Master Builders Australia on Monday revealed it expects new house construction to plummet 27% from 170,000 in 2019-20 to 125,000 in 2020-21, and called for an extra $5.1bn in economic supports. Treasury estimates, released on Friday, forecast a drop to 140,000 new homes in 2020-21.
Homebuilder offered owner-occupiers grants of $25,000 to help build a new home or contribute to renovations worth at least $150,000 if they signed contracts by 31 December and began construction within three months – or six months in Victoria.
Just 250 people have applied for the program so far, although with 42,427 expressions of interest, the program may exceed its original estimates of 20,000 new builds and 7,000 substantial renovations.
In its pre-budget submission, Master Builders Australia revised down its forecast for 2020-21 from 167,744 new homes to 124,560.
The chief executive, Denita Wawn, said: “Our industry is facing a bloodbath, there is simply no other way to describe it. Private sector investment is evaporating, and the government must step in to save businesses and jobs.”
The builders association called for a 12-month extension of homebuilder to allow for high-rise apartment purchases, as well as relaxing income caps and rules requiring homeowners to engage builders at arm’s length.
It called for Australians to gain “early access superannuation to build or purchase a home” – echoing suggestions from Liberal senator Andrew Bragg to reform super by allowing first homeowners to use retirement savings for a deposit.
It also wants a new “communitybuilder” program with the government to provide grants of up to 25% of the cost of construction undertaken by community or not-for-profit groups, or up to $5m for substantial renovations in a bid to spur commercial construction.
The shadow housing minister, Jason Clare, said that all available estimates of new housing construction “are pointing in the same direction – down”.
“For months, Labor has also been saying that the government’s homebuilder scheme is not enough to stop the fall and thousands of tradies losing their jobs,” he said.
“Here is the proof.
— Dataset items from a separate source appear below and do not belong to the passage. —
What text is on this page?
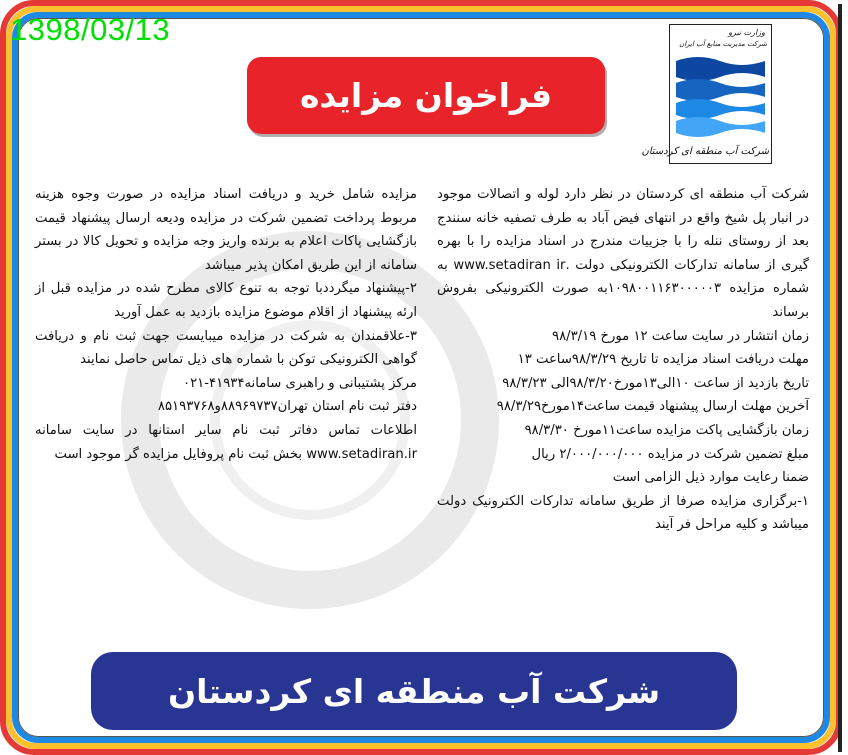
1398/03/13	وزارت نیرو
شرکت مدیریت منابع آب ایران
شرکت آب منطقه ای کردستان
فراخوان مزایده

شرکت آب منطقه ای کردستان در نظر دارد لوله و اتصالات موجود در انبار پل شیخ واقع در انتهای فیض آباد به طرف تصفیه خانه سنندج بعد از روستای ننله را با جزییات مندرج در اسناد مزایده را با بهره گیری از سامانه تدارکات الکترونیکی دولت .www.setadiran ir به شماره مزایده ۱۰۹۸۰۰۱۱۶۳۰۰۰۰۰۳به صورت الکترونیکی بفروش برساند

زمان انتشار در سایت ساعت ۱۲ مورخ ۹۸/۳/۱۹

مهلت دریافت اسناد مزایده تا تاریخ ۹۸/۳/۲۹ساعت ۱۳

تاریخ بازدید از ساعت ۱۰الی۱۳مورخ۹۸/۳/۲۰الی ۹۸/۳/۲۳

آخرین مهلت ارسال پیشنهاد قیمت ساعت۱۴مورخ۹۸/۳/۲۹

زمان بازگشایی پاکت مزایده ساعت۱۱مورخ ۹۸/۳/۳۰

مبلغ تضمین شرکت در مزایده ۲/۰۰۰/۰۰۰/۰۰۰ ریال

ضمنا رعایت موارد ذیل الزامی است

۱-برگزاری مزایده صرفا از طریق سامانه تدارکات الکترونیک دولت میباشد و کلیه مراحل فر آیند

مزایده شامل خرید و دریافت اسناد مزایده در صورت وجوه هزینه مربوط پرداخت تضمین شرکت در مزایده ودیعه ارسال پیشنهاد قیمت بازگشایی پاکات اعلام به برنده واریز وجه مزایده و تحویل کالا در بستر سامانه از این طریق امکان پذیر میباشد

۲-پیشنهاد میگرددبا توجه به تنوع کالای مطرح شده در مزایده قبل از ارئه پیشنهاد از اقلام موضوع مزایده بازدید به عمل آورید

۳-علاقمندان به شرکت در مزایده میبایست جهت ثبت نام و دریافت گواهی الکترونیکی توکن با شماره های ذیل تماس حاصل نمایند

مرکز پشتیبانی و راهبری سامانه۴۱۹۳۴-۰۲۱

دفتر ثبت نام استان تهران۸۸۹۶۹۷۳۷و۸۵۱۹۳۷۶۸

اطلاعات تماس دفاتر ثبت نام سایر استانها در سایت سامانه www.setadiran.ir بخش ثبت نام پروفایل مزایده گر موجود است

شرکت آب منطقه ای کردستان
This is a disaster for tradies and the thousands of small mum and dad businesses that work in the housing industry.”
Labor has called for a broader housing recovery package including federal first home buyer grants and construction of social housing, which the Coalition has so far refused to do on the basis it is a state responsibility.
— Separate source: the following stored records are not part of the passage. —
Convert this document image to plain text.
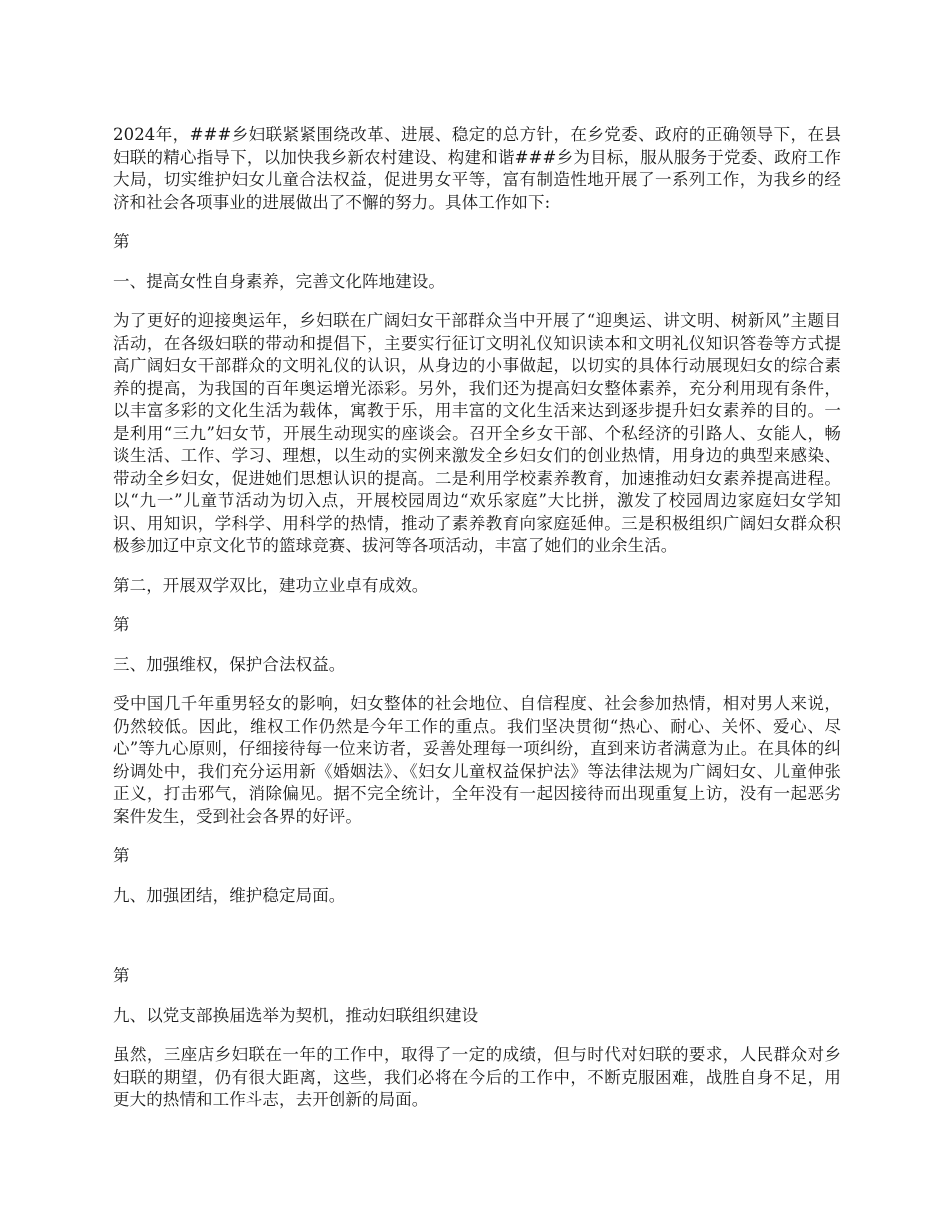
2024年，###乡妇联紧紧围绕改革、进展、稳定的总方针，在乡党委、政府的正确领导下，在县妇联的精心指导下，以加快我乡新农村建设、构建和谐###乡为目标，服从服务于党委、政府工作大局，切实维护妇女儿童合法权益，促进男女平等，富有制造性地开展了一系列工作，为我乡的经济和社会各项事业的进展做出了不懈的努力。具体工作如下:

第

一、提高女性自身素养，完善文化阵地建设。

为了更好的迎接奥运年，乡妇联在广阔妇女干部群众当中开展了“迎奥运、讲文明、树新风”主题目活动，在各级妇联的带动和提倡下，主要实行征订文明礼仪知识读本和文明礼仪知识答卷等方式提高广阔妇女干部群众的文明礼仪的认识，从身边的小事做起，以切实的具体行动展现妇女的综合素养的提高，为我国的百年奥运增光添彩。另外，我们还为提高妇女整体素养，充分利用现有条件，以丰富多彩的文化生活为载体，寓教于乐，用丰富的文化生活来达到逐步提升妇女素养的目的。一是利用“三九”妇女节，开展生动现实的座谈会。召开全乡女干部、个私经济的引路人、女能人，畅谈生活、工作、学习、理想，以生动的实例来激发全乡妇女们的创业热情，用身边的典型来感染、带动全乡妇女，促进她们思想认识的提高。二是利用学校素养教育，加速推动妇女素养提高进程。以“九一”儿童节活动为切入点，开展校园周边“欢乐家庭”大比拼，激发了校园周边家庭妇女学知识、用知识，学科学、用科学的热情，推动了素养教育向家庭延伸。三是积极组织广阔妇女群众积极参加辽中京文化节的篮球竞赛、拔河等各项活动，丰富了她们的业余生活。

第二，开展双学双比，建功立业卓有成效。

第

三、加强维权，保护合法权益。

受中国几千年重男轻女的影响，妇女整体的社会地位、自信程度、社会参加热情，相对男人来说，仍然较低。因此，维权工作仍然是今年工作的重点。我们坚决贯彻“热心、耐心、关怀、爱心、尽心”等九心原则，仔细接待每一位来访者，妥善处理每一项纠纷，直到来访者满意为止。在具体的纠纷调处中，我们充分运用新《婚姻法》、《妇女儿童权益保护法》等法律法规为广阔妇女、儿童伸张正义，打击邪气，消除偏见。据不完全统计，全年没有一起因接待而出现重复上访，没有一起恶劣案件发生，受到社会各界的好评。

第

九、加强团结，维护稳定局面。

第

九、以党支部换届选举为契机，推动妇联组织建设

虽然，三座店乡妇联在一年的工作中，取得了一定的成绩，但与时代对妇联的要求，人民群众对乡妇联的期望，仍有很大距离，这些，我们必将在今后的工作中，不断克服困难，战胜自身不足，用更大的热情和工作斗志，去开创新的局面。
Despite Labor criticism, Master Builders Australia argued that homebuilder has “proven to be a highly successful program” because it provided fiscal stimulus and encouraged “otherwise latent private investment”.
“Our 2020–21 forecast had been even lower, but the announcement of the homebuilder scheme in early June is anticipated to bump up the amount of new home building over the next year or so,” it said.
Master Builders projects a “modest recovery” in the sector will occur by 2024-25 with the current policies, by which time new home starts will reach 185,000.